A teenage girl beheaded her father with a bush knife after he raped her at their home in Papua New Guinea, a report said, with community leaders protecting her, saying the man deserved to die.
The Post-Courier newspaper said the 18-year-old chopped her father's head clean off after he repeatedly raped her last Tuesday night in their village in the poverty-stricken Pacific nation's Western Highlands.
The report cited a pastor as saying the father, in his mid-40s, had three other children and raped his daughter when they were alone in the house after the mother and the other siblings visited relatives.
Pastor Lucas Kumi said the man went to his daughter's room in the night and raped her repeatedly.
"The father wanted to rape his daughter again in the morning inside the house and that was when the young girl picked up the bush knife and chopped her father's head off," he said.
Community leaders are now refusing to hand the girl over to police, vowing to protect her.
"The people and leaders in our area went and saw the headless body of the father after the girl reported the incident to the leaders and the people and told her story of why she had killed her father," said Kumi.
"The daughter did what she did because of the trauma and the evil actions of her father so that is why we have all agreed that she remains in the community."
Violent crime, as well as witchcraft, is rife in Papua New Guinea with the government last month voting to revive the death penalty in a bid to deter offenders after a series of high-profile grisly incidents.

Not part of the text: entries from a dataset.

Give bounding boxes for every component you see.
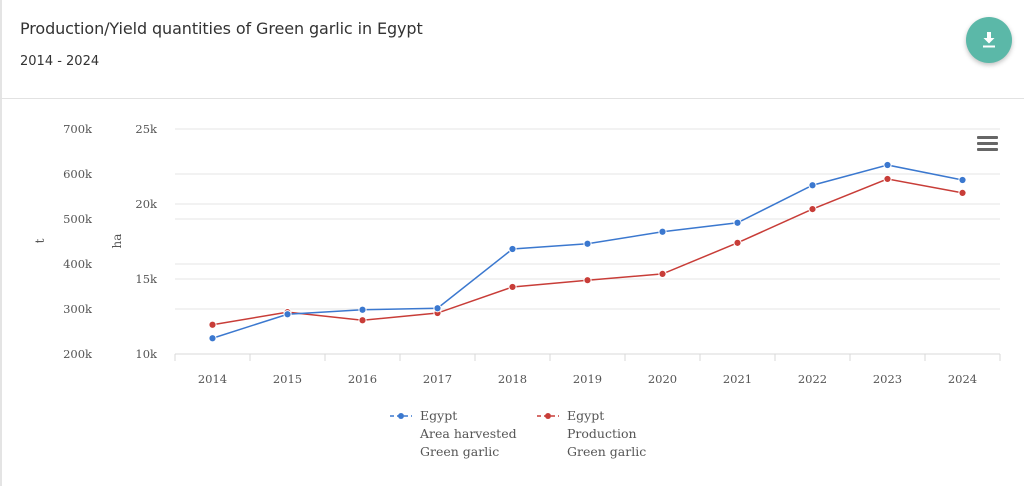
legend-area-line-3: Green garlic (420, 444, 500, 459)
y-axis-production-label: t (33, 238, 47, 243)
legend-marker-area-icon (390, 413, 412, 419)
download-button[interactable] (966, 17, 1012, 63)
y-area-tick-label: 15k (135, 272, 158, 286)
data-point-area-harvested-2020[interactable] (658, 227, 667, 236)
series-group (208, 160, 967, 343)
y-production-tick-label: 700k (63, 122, 93, 136)
data-point-production-2022[interactable] (808, 205, 817, 214)
x-tick-label: 2016 (348, 372, 377, 386)
legend-marker-production-icon (537, 413, 559, 419)
data-point-area-harvested-2021[interactable] (733, 218, 742, 227)
legend-production-line-2: Production (567, 426, 637, 441)
x-tick-label: 2023 (873, 372, 902, 386)
chart-header: Production/Yield quantities of Green gar… (0, 0, 1024, 99)
data-point-area-harvested-2018[interactable] (508, 244, 517, 254)
y-production-tick-label: 200k (63, 347, 93, 361)
legend-production-line-3: Green garlic (567, 444, 647, 459)
data-point-production-2023[interactable] (883, 174, 892, 184)
x-tick-label: 2017 (423, 372, 452, 386)
legend-production-line-1: Egypt (567, 408, 605, 423)
y-production-tick-label: 500k (63, 212, 93, 226)
series-line-production (212, 178, 963, 326)
download-icon (983, 32, 995, 48)
data-point-production-2014[interactable] (208, 320, 217, 329)
y-area-tick-label: 25k (135, 122, 158, 136)
y-production-tick-label: 400k (63, 257, 93, 271)
data-point-production-2016[interactable] (358, 316, 367, 325)
data-point-production-2020[interactable] (658, 269, 667, 278)
data-point-area-harvested-2015[interactable] (283, 310, 292, 319)
x-tick-label: 2024 (948, 372, 977, 386)
data-point-area-harvested-2023[interactable] (883, 160, 892, 170)
x-tick-label: 2019 (573, 372, 602, 386)
grid-lines (175, 128, 1000, 310)
data-point-production-2021[interactable] (733, 238, 742, 247)
data-point-production-2024[interactable] (958, 188, 967, 197)
y-production-tick-label: 600k (63, 167, 93, 181)
panel-left-border (0, 0, 2, 486)
hamburger-menu-icon[interactable] (977, 136, 998, 152)
chart-title: Production/Yield quantities of Green gar… (20, 19, 423, 38)
x-tick-label: 2014 (198, 372, 227, 386)
data-point-area-harvested-2017[interactable] (433, 304, 442, 313)
legend-area-line-2: Area harvested (420, 426, 517, 441)
y-production-tick-label: 300k (63, 302, 93, 316)
data-point-area-harvested-2019[interactable] (583, 239, 592, 248)
data-point-area-harvested-2024[interactable] (958, 175, 967, 185)
x-axis: 2014 2015 2016 2017 2018 2019 2020 2021 2022 2023… (174, 353, 1001, 386)
data-point-production-2018[interactable] (508, 282, 517, 292)
x-tick-label: 2015 (273, 372, 302, 386)
x-tick-label: 2020 (648, 372, 677, 386)
series-line-area-harvested (212, 164, 963, 339)
y-axis-area-label: ha (110, 234, 124, 249)
y-area-tick-label: 10k (135, 347, 158, 361)
data-point-area-harvested-2016[interactable] (358, 305, 367, 314)
x-tick-label: 2018 (498, 372, 527, 386)
y-axis-area: 10k 15k 20k 25k (135, 122, 158, 361)
legend-area-line-1: Egypt (420, 408, 458, 423)
y-area-tick-label: 20k (135, 197, 158, 211)
chart-subtitle: 2014 - 2024 (20, 54, 100, 69)
y-axis-production: 200k 300k 400k 500k 600k 700k (63, 122, 93, 361)
data-point-area-harvested-2022[interactable] (808, 181, 817, 190)
x-tick-label: 2022 (798, 372, 827, 386)
data-point-production-2019[interactable] (583, 276, 592, 285)
data-point-area-harvested-2014[interactable] (208, 334, 217, 343)
x-tick-label: 2021 (723, 372, 752, 386)
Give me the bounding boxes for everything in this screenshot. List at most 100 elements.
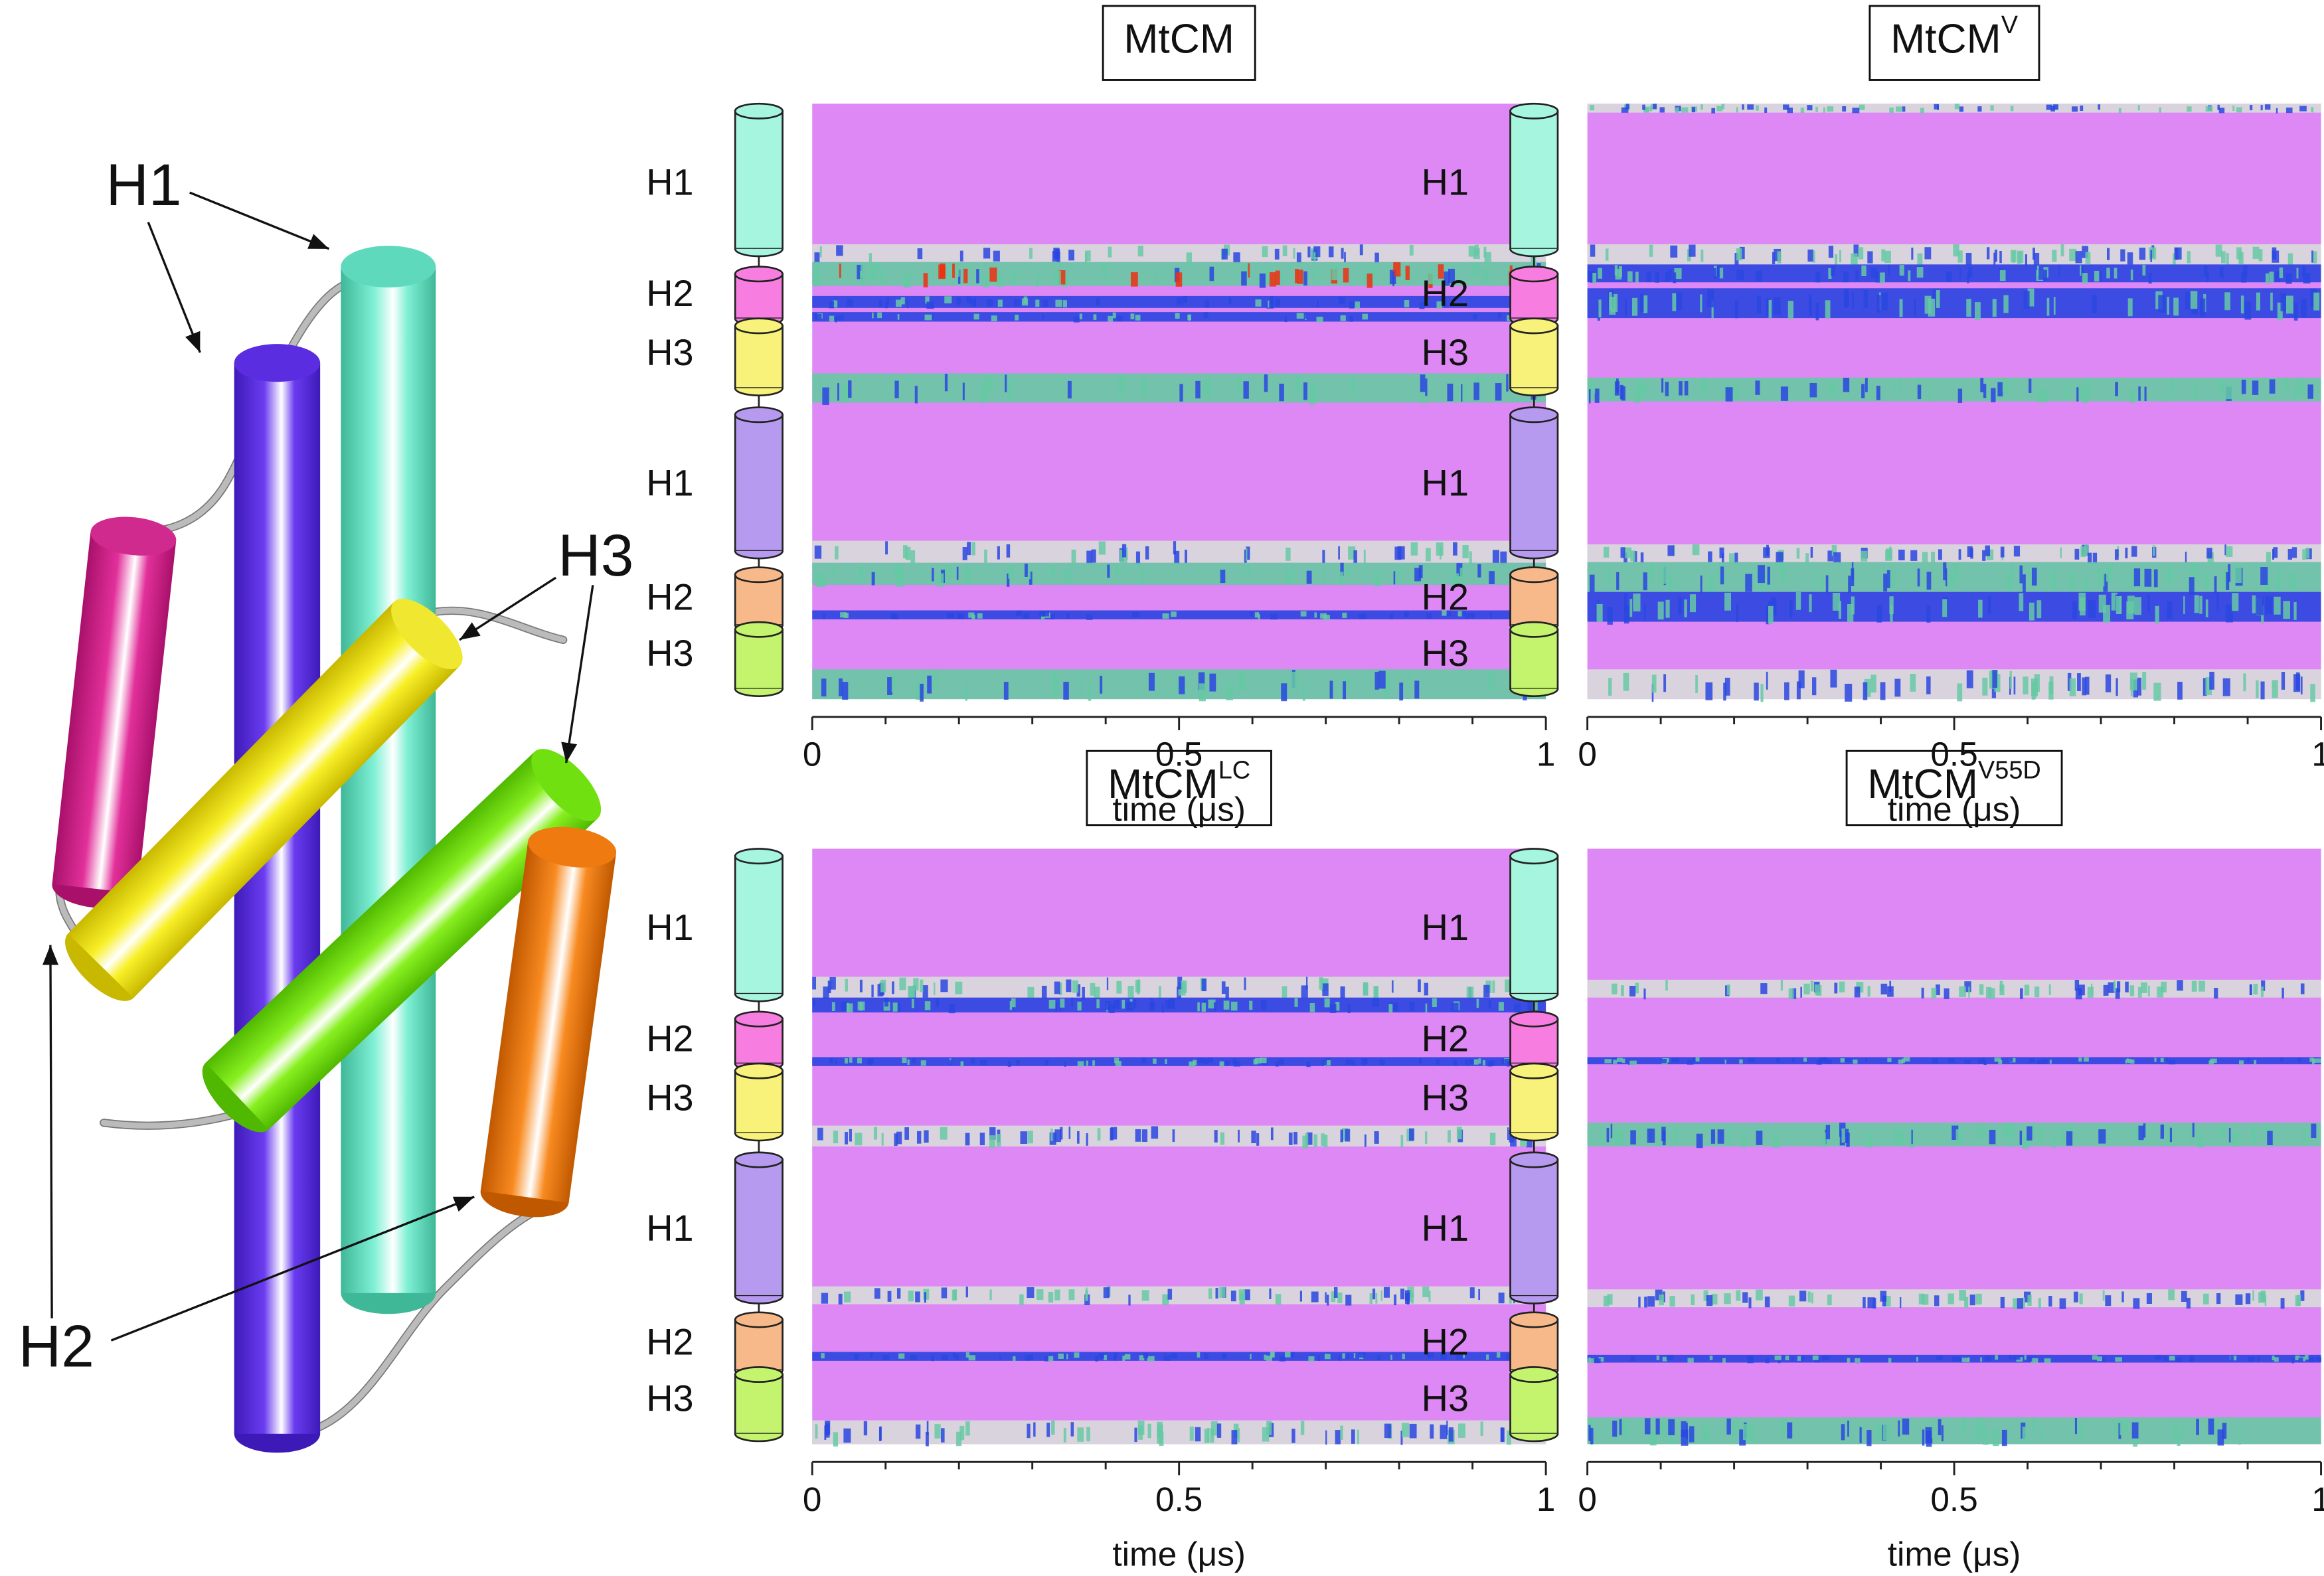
heatmap-noise <box>2012 250 2015 264</box>
helix-label: H1 <box>106 151 181 218</box>
heatmap-noise <box>2114 1419 2117 1436</box>
heatmap-noise <box>1668 1419 1675 1435</box>
helix-icon-cap <box>1509 566 1559 584</box>
heatmap-noise <box>1246 546 1250 560</box>
heatmap-noise <box>1063 682 1069 700</box>
helix-icon <box>734 414 784 552</box>
heatmap-noise <box>1086 614 1093 620</box>
heatmap-noise <box>1424 983 1429 996</box>
heatmap-noise <box>2264 1123 2268 1138</box>
heatmap-noise <box>1616 1130 1623 1144</box>
heatmap-noise <box>2232 1132 2239 1146</box>
heatmap-noise <box>1400 1431 1403 1445</box>
heatmap-noise <box>934 982 936 995</box>
heatmap-noise <box>1325 1292 1327 1303</box>
heatmap-noise <box>2300 983 2305 994</box>
heatmap-noise <box>2038 269 2044 280</box>
heatmap-noise <box>973 297 976 305</box>
heatmap-noise <box>1058 1353 1064 1359</box>
heatmap-noise <box>1379 1059 1385 1065</box>
heatmap-noise <box>1988 595 1991 614</box>
heatmap-noise <box>1729 553 1734 564</box>
heatmap-noise <box>874 262 880 277</box>
heatmap-noise <box>1303 271 1307 286</box>
heatmap-noise <box>1308 1356 1315 1362</box>
heatmap-noise <box>1219 1061 1224 1067</box>
heatmap-noise <box>1650 1129 1655 1143</box>
heatmap-noise <box>2130 1059 2135 1064</box>
heatmap-noise <box>2036 266 2039 277</box>
heatmap-noise <box>2082 273 2088 284</box>
heatmap-noise <box>2052 250 2057 262</box>
heatmap-noise <box>2046 297 2050 316</box>
heatmap-noise <box>1643 295 1648 313</box>
heatmap-noise <box>1463 1352 1465 1359</box>
heatmap-noise <box>1457 611 1462 617</box>
heatmap-noise <box>2224 292 2230 311</box>
heatmap-noise <box>1424 1131 1428 1144</box>
heatmap-noise <box>2084 1057 2089 1062</box>
heatmap-noise <box>1500 551 1507 565</box>
helix-icon-bottom <box>1509 248 1559 258</box>
heatmap-noise <box>2023 1291 2031 1302</box>
heatmap-noise <box>2267 1131 2273 1146</box>
heatmap-noise <box>2129 388 2135 403</box>
heatmap-noise <box>2224 544 2227 556</box>
heatmap-noise <box>1911 248 1914 260</box>
heatmap-noise <box>1440 546 1442 560</box>
heatmap-noise <box>1269 1288 1272 1299</box>
heatmap-noise <box>1766 298 1769 317</box>
heatmap-noise <box>2303 272 2311 284</box>
heatmap-noise <box>1137 246 1143 257</box>
heatmap-noise <box>849 1129 852 1142</box>
heatmap-noise <box>1865 1057 1868 1062</box>
heatmap-noise <box>989 267 997 282</box>
heatmap-noise <box>2254 1060 2257 1065</box>
heatmap-noise <box>2243 673 2246 692</box>
heatmap-noise <box>2215 244 2222 257</box>
heatmap-noise <box>1700 575 1702 593</box>
heatmap-noise <box>1266 1355 1272 1361</box>
helix-icon-bottom <box>1509 388 1559 397</box>
heatmap-noise <box>1288 1133 1293 1145</box>
heatmap-noise <box>1812 677 1817 696</box>
heatmap-noise <box>835 316 837 323</box>
heatmap-noise <box>1497 312 1501 319</box>
heatmap-noise <box>965 1287 968 1298</box>
heatmap-noise <box>1323 615 1330 621</box>
heatmap-noise <box>1219 1287 1226 1298</box>
heatmap-noise <box>1073 317 1080 323</box>
heatmap-noise <box>1176 680 1178 698</box>
heatmap-noise <box>1910 550 1918 561</box>
heatmap-noise <box>1787 301 1794 319</box>
heatmap-noise <box>2042 270 2048 281</box>
heatmap-noise <box>2272 1356 2275 1361</box>
heatmap-noise <box>2193 382 2198 398</box>
heatmap-noise <box>1055 299 1062 307</box>
heatmap-noise <box>1809 297 1812 316</box>
heatmap-noise <box>1112 312 1116 319</box>
heatmap-noise <box>1994 249 1997 262</box>
heatmap-noise <box>2300 676 2303 695</box>
heatmap-noise <box>1914 298 1916 317</box>
heatmap-noise <box>953 1289 957 1300</box>
heatmap-noise <box>1346 564 1351 578</box>
heatmap-noise <box>1395 571 1400 585</box>
heatmap-noise <box>837 315 844 321</box>
heatmap-noise <box>1830 669 1837 688</box>
heatmap-noise <box>1355 301 1360 309</box>
heatmap-noise <box>1708 551 1712 562</box>
heatmap-noise <box>2166 1132 2173 1146</box>
heatmap-noise <box>2173 297 2179 316</box>
heatmap-noise <box>1306 570 1312 584</box>
heatmap-noise <box>1028 1354 1034 1360</box>
heatmap-noise <box>2074 979 2080 991</box>
heatmap-stripe <box>812 1125 1546 1146</box>
heatmap-noise <box>2048 984 2051 995</box>
heatmap-noise <box>1237 376 1242 395</box>
row-label: H1 <box>646 906 693 948</box>
heatmap-noise <box>1964 981 1971 992</box>
heatmap-noise <box>1780 980 1784 991</box>
heatmap-noise <box>1899 299 1903 317</box>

Brutality against women, including domestic violence and rape, is also endemic in the country.
Over the weekend, the Post-Courier reported that child prostitution is on the rise, particularly in the capital Port Moresby where many new nightclubs have sprung up, with young girls increasingly being forced into the sex trade.
Some are being pushed into selling themselves by their parents to help them cope with rising costs of living, it said, citing non-government organisations.
"Child prostitution is an issue so hidden from our public consciousness that the mere mention of it results in shock and denial," said one NGO.
"It's true, and it's here so we have to face it."